Toutes ces affirmations ne reposent sur aucune vérification objective.

La terminologie employée par les géobiologues est à interroger. Quelle est cette « résonance » ou « vibration » qui permettrait l’amélioration du « karma » ou de « la circulation des énergies internes » ?

Nous recommandons le site sonore : https://metadechoc.fr/podcast/chroniques-de-la-spiritualite-contemporaine-2/la-lithotherapie/ particulièrement clair et documenté. En voici un extrait :

« Le super coach américain Tony Robbins, par exemple, ne cache pas l’importance du collier qu’il porte, fait de quartz pour la clarté d’esprit et la concentration, d’onyx noir pour la protection et le calme, de lapis-lazuli pour la vérité, la conscience et la sagesse. De son côté, la star de téléréalité Kim Kardashian déclare s’adonner au soin par les pierres depuis qu’elle a subi un vol à main armée, tandis que la chanteuse britannique Adèle attribue ses fausses notes lors des Grammy awards de 2016 au fait qu’elle avait égaré ses précieux minéraux. »

Ainsi, sur le site internet de France minéraux – une bijouterie en ligne – explique que « telle pierre déclenche au contact de la peau une résonance vibratoire singulière qui va stimuler les minéraux organiques, retirant de potentiels dysfonctionnements corporels. Chaque minéral dispose d’une vibration unique et offre ainsi une activation des centres énergétiques (chakras)».

Plus grave est ce type de prétention : « Une pierre qui « aide à traiter le sida ». Ceci est l’un des nombreux « conseils » parfaitement aberrants qui figurent dans le Guide pratique de lithothérapie, publié par les éditions Trédaniel.

« C’est grotesque, réagit Christian Chopin, directeur de recherche au CNRS, spécialisé en minéralogie. Le monde minéral est caractérisé par son inertie : à la différence du monde vivant, il ne produit pas spontanément d’énergie (hormis les substances radioactives…). Vouloir parer les minéraux d’« énergies bénéfiques » ou d’une quelconque vertu thérapeutique par l’effet d’ondes spécifiques est du charlatanisme. Il n’y a tout simplement aucune interaction possible entre les cristaux et le corps humain. »

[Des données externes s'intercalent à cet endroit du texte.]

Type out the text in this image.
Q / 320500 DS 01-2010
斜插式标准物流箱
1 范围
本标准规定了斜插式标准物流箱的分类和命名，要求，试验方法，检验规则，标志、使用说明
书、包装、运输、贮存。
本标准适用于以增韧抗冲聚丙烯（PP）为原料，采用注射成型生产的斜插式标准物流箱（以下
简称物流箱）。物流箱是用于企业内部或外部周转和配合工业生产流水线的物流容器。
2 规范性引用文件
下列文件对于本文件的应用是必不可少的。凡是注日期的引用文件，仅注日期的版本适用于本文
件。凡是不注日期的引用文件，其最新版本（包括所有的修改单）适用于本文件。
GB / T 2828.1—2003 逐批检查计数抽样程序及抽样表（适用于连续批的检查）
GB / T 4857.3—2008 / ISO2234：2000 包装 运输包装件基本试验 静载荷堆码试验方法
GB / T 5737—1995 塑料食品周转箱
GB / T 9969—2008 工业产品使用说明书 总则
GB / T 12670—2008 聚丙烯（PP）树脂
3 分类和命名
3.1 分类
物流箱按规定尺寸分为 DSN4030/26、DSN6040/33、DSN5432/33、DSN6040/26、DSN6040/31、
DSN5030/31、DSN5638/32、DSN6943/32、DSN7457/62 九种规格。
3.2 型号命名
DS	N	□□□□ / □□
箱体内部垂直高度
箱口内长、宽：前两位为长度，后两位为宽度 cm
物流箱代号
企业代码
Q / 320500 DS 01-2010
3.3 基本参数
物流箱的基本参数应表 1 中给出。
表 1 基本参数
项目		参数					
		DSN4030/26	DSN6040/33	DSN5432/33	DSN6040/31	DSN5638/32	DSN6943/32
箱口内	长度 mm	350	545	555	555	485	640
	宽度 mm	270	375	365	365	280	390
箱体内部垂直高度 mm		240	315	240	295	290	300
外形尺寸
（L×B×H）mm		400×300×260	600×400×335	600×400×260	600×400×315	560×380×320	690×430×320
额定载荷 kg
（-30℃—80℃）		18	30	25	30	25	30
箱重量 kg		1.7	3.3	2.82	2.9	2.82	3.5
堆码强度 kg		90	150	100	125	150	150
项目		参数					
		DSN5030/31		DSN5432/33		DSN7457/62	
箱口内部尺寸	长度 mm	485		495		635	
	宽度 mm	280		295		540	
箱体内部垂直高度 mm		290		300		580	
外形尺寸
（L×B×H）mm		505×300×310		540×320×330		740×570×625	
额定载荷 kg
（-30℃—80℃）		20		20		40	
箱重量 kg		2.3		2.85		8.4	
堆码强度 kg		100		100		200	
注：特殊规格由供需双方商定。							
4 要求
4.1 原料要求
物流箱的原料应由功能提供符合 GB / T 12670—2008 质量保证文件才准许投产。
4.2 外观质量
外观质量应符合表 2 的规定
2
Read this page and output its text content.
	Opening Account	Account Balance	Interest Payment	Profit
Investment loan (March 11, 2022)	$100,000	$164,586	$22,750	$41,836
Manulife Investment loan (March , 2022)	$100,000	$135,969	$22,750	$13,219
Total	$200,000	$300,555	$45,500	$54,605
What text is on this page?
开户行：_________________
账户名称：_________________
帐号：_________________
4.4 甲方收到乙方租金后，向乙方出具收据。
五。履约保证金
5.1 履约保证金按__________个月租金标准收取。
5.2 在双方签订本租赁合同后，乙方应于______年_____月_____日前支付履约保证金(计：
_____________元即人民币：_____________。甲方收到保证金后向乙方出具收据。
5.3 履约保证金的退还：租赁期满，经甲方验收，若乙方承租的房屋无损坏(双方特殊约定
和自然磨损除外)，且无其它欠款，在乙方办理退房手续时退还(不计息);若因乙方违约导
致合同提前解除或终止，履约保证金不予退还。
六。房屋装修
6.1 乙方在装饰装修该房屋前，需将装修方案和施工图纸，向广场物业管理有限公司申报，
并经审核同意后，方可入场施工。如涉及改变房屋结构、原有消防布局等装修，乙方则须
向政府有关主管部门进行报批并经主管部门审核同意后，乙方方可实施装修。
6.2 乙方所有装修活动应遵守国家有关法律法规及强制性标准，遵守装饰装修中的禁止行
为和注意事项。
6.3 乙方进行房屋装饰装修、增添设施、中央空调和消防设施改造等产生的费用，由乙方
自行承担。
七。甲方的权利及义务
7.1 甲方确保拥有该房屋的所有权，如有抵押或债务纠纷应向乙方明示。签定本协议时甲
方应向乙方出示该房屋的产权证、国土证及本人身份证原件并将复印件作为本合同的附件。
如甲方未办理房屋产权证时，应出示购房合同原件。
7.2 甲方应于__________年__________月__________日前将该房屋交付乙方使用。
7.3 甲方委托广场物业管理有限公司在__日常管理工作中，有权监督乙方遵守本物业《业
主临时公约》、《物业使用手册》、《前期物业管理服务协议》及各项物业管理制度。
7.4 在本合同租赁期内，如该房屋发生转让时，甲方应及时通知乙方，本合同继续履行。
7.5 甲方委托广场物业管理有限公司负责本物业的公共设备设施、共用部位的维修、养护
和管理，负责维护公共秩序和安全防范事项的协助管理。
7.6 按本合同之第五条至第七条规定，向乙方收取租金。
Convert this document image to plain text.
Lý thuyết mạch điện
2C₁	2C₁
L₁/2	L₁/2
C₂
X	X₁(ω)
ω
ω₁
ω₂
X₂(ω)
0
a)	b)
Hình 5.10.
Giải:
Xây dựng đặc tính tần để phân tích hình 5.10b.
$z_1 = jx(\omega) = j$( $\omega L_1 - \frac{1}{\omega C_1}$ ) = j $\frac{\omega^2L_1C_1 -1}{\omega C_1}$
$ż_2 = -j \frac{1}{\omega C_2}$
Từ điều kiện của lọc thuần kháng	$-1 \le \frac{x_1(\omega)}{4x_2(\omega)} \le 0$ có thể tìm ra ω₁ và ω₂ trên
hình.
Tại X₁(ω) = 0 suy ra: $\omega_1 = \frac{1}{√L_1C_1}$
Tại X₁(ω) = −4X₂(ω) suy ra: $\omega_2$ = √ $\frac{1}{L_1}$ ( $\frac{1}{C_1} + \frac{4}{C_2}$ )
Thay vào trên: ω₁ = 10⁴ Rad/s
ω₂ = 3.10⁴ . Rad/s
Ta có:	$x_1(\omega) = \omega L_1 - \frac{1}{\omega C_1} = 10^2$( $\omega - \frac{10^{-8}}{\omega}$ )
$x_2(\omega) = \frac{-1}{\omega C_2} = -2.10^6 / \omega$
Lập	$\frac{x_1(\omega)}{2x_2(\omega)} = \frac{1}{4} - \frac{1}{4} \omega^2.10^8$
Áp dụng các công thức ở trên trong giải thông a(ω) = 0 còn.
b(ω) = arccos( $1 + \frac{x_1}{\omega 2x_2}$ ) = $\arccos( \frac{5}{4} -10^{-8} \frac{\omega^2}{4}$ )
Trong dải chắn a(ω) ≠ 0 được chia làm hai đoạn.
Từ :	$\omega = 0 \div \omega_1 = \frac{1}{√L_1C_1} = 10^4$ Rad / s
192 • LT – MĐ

Que répondent les lithothérapeutes ? Que « l’énergie » serait « différente » de celle décrite jusque-là par la science. Il s’agirait d’une énergie « spirituelle », « mystique ». (…) Et l’homme a la fâcheuse tendance de relier entre eux des événements (tenir un cristal dans sa main et constater une amélioration de sa santé, par exemple), quand bien même il n’existerait aucun lien de cause à effet. C’est ce qu’on appelle en psychologie l’illusion de corrélation. » 7

L’itinéraire du géobiologue Reynald Georges Boschiero est emblématique : « C’est la personnalité la plus présente aux différents salons et expositions minéralogiques, et l’auteur le plus acheté d’ouvrages sur le sujet…. Son histoire, et celle de la lithothérapie qu’il pratique et enseigne, sont relatées sur son site Internet…

« Après des études scientifiques qui le conduisent en Faculté de Médecine, il fréquente une école d’Arts Décoratifs dans laquelle il découvre les vertus des couleurs. Par la suite, ses activités professionnelles l’amènent a rencontrer le célèbre professeur Abraham MOLE sous l’égide duquel il poursuivra un doctorat de Psychologie sociale. » …

Cette phrase pose problème, car, en lisant attentivement, il n’est spécifié nulle part que R. Boschiero ait obtenu le moindre diplôme… Il étudie la géologie des sols et la minéralogie, en autodidacte. Il subit ensuite diverses influences mystiques : deux initiateurs au New Age, des shamans Navajos, ainsi que des « rituels afro-brésiliens du comdoblé ». Au terme de ses différents voyages, R. Boschiero expérimente ce qu’il a observé sur ses proches. C’est sur la base de ses expériences, dont les protocoles ne sont pas disponibles, qu’il élabore sa lithothérapie et publie son premier livre.

Il revendique également l’influence de divers auteurs qui ont traité de la lithothérapie : Daya Saraï Chocron (auteur New Age porté sur lithothérapie), Michel Dogna (auteur porté sur les élixirs, tant floraux que minéraux, et sur les fleurs de Bach en particulier), Barbara Chinta Strubin (spécialiste du Reiki)… Peu après, il fréquente les salons minéralogiques, donne des conférences et commence à vendre des stages de formation et des pierres au grand public… Hors de toute réglementation, la lithothérapie est donc une formalisation et une modernisation d’un concept pseudo médical New Age, dont l’activité consiste principalement en une vente de formations, de livres et de minéraux… » 8

Les effets de la lithothérapie sont au mieux placébos. Le seul fait de croire à leur efficacité ciblée sur ce dont on veut guérir, peut avoir un effet apparent, dans le cadre de pathologies fonctionnelles ou d’ordre psychosomatique. Cependant il est dangereux de prétendre soigner des maladies graves objectivées par un examen clinique sérieux, des examens biologiques, des images radiographiques scanner, IRM…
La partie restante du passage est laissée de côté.